Toutefois, par un arrêt mentionné aux tables du recueil Lebon, par un fichage B, le Conseil d’Etat, statuant en 6ème et 5ème chambres réunies, en a décidé autrement, estimant que si une régularisation de la DUP était possible dans l’hypothèse d’un contentieux par voie d’action, il en était autrement dans l’hypothèse de telle demande formulée par voie d’exception :
« 2. En premier lieu, si le juge administratif, saisi de conclusions dirigées contre un acte déclarant d’utilité publique et urgents des travaux, estime, après avoir constaté que les autres moyens ne sont pas fondés, qu’une illégalité entachant l’élaboration ou la modification de cet acte est susceptible d’être régularisée, il peut, après avoir invité les parties à présenter leurs observations, surseoir à statuer jusqu’à l’expiration du délai qu’il fixe pour cette régularisation. Il en va toutefois différemment lorsqu’est invoqué par voie d’exception, à l’appui de conclusions dirigées contre un arrêté de cessibilité, un vice affectant l’acte déclaratif d’utilité publique sur le fondement duquel cet arrêté de cessibilité a été pris. Dans cette hypothèse, un tel vice est insusceptible d’être régularisé dans le cadre du recours dirigé contre l’arrêté de cessibilité ».

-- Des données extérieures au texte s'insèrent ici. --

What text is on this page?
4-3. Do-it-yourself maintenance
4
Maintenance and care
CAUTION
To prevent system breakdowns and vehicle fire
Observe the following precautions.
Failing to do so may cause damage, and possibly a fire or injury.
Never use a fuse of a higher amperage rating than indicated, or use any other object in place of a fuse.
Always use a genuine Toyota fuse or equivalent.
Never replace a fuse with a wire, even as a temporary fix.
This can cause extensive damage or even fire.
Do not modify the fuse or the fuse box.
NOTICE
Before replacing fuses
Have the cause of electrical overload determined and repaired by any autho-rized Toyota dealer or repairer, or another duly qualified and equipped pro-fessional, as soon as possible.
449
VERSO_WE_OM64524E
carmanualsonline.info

En refusant de permettre la régularisation d’une DUP dont le vice entachant la légalité est invoqué par voie d’exception à l’encontre de l’arrêté de cessibilité, la Haute Cour affirme ainsi une certaine indépendance de ces deux actes, limitant les effets tirés de sa jurisprudence sur les liens entre DUP et arrêté de cessibilité. En effet, le Conseil d’Etat reconnaît que la DUP et l’arrêté de cessibilité forment une opération complexe admettant que la légalité d’une déclaration d’utilité publique, même définitive, puisse être contestée par voie d’exception dans le cadre d’un contentieux engagé contre l’arrêté de cessibilité (CE, 4 août 2021, Commune de Mitry-Mory, req. n° 458524). Pour autant, si ces deux actes font partie d’une opération complexe entrainant des annulations en cascade en cas de vices entachant leur légalité, ce lien ne va pas jusqu’à permettre d’obtenir la régularisation de la DUP par voie d’exception dans la cadre d’un sursis à statuer, le Conseil d’Etat s’y opposant fermement.

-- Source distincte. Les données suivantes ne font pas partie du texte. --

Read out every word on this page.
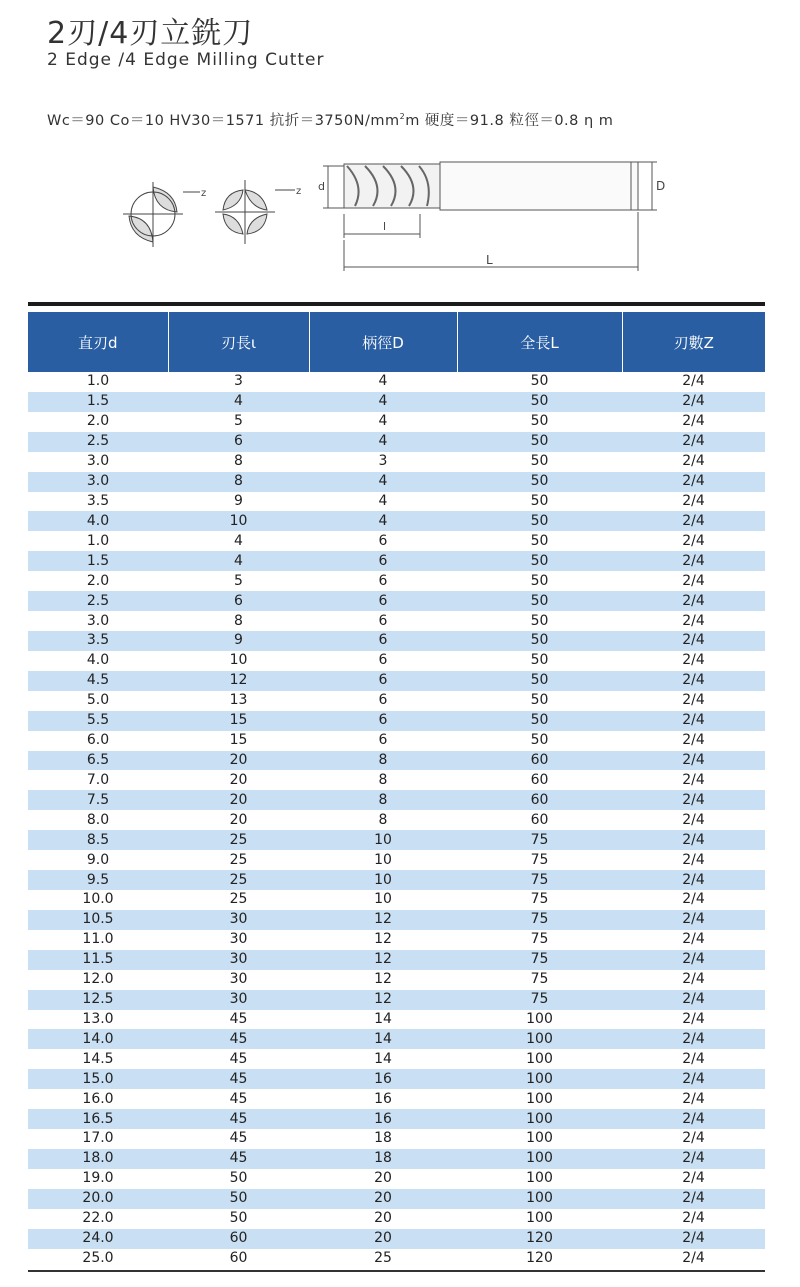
2刃/4刃立銑刀
2 Edge /4 Edge Milling Cutter
Wc＝90 Co＝10 HV30＝1571 抗折$=3750N/mm^2m$ 硬度＝91.8 粒徑＝0.8 η m
z	z d	D
l
L
直刃d	刃長ι	柄徑D	全長L	刃數Z
1.0	3	4	50	2/4
1.5	4	4	50	2/4
2.0	5	4	50	2/4
2.5	6	4	50	2/4
3.0	8	3	50	2/4
3.0	8	4	50	2/4
3.5	9	4	50	2/4
4.0	10	4	50	2/4
1.0	4	6	50	2/4
1.5	4	6	50	2/4
2.0	5	6	50	2/4
2.5	6	6	50	2/4
3.0	8	6	50	2/4
3.5	9	6	50	2/4
4.0	10	6	50	2/4
4.5	12	6	50	2/4
5.0	13	6	50	2/4
5.5	15	6	50	2/4
6.0	15	6	50	2/4
6.5	20	8	60	2/4
7.0	20	8	60	2/4
7.5	20	8	60	2/4
8.0	20	8	60	2/4
8.5	25	10	75	2/4
9.0	25	10	75	2/4
9.5	25	10	75	2/4
10.0	25	10	75	2/4
10.5	30	12	75	2/4
11.0	30	12	75	2/4
11.5	30	12	75	2/4
12.0	30	12	75	2/4
12.5	30	12	75	2/4
13.0	45	14	100	2/4
14.0	45	14	100	2/4
14.5	45	14	100	2/4
15.0	45	16	100	2/4
16.0	45	16	100	2/4
16.5	45	16	100	2/4
17.0	45	18	100	2/4
18.0	45	18	100	2/4
19.0	50	20	100	2/4
20.0	50	20	100	2/4
22.0	50	20	100	2/4
24.0	60	20	120	2/4
25.0	60	25	120	2/4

En conséquence, si le juge administratif est doté d’un pouvoir de régularisation dans le cadre d’un recours par voie d’action à l’encontre de la DUP, il en est dépourvu lorsque celle-ci est attaquée par voie d’exception lors d’un recours pour excès de pouvoir contre l’arrêté de cessibilité.
[1] CE, 2èmes et 7èmes chambres réunies, 9 juillet 2021, n° 437634, fiché A.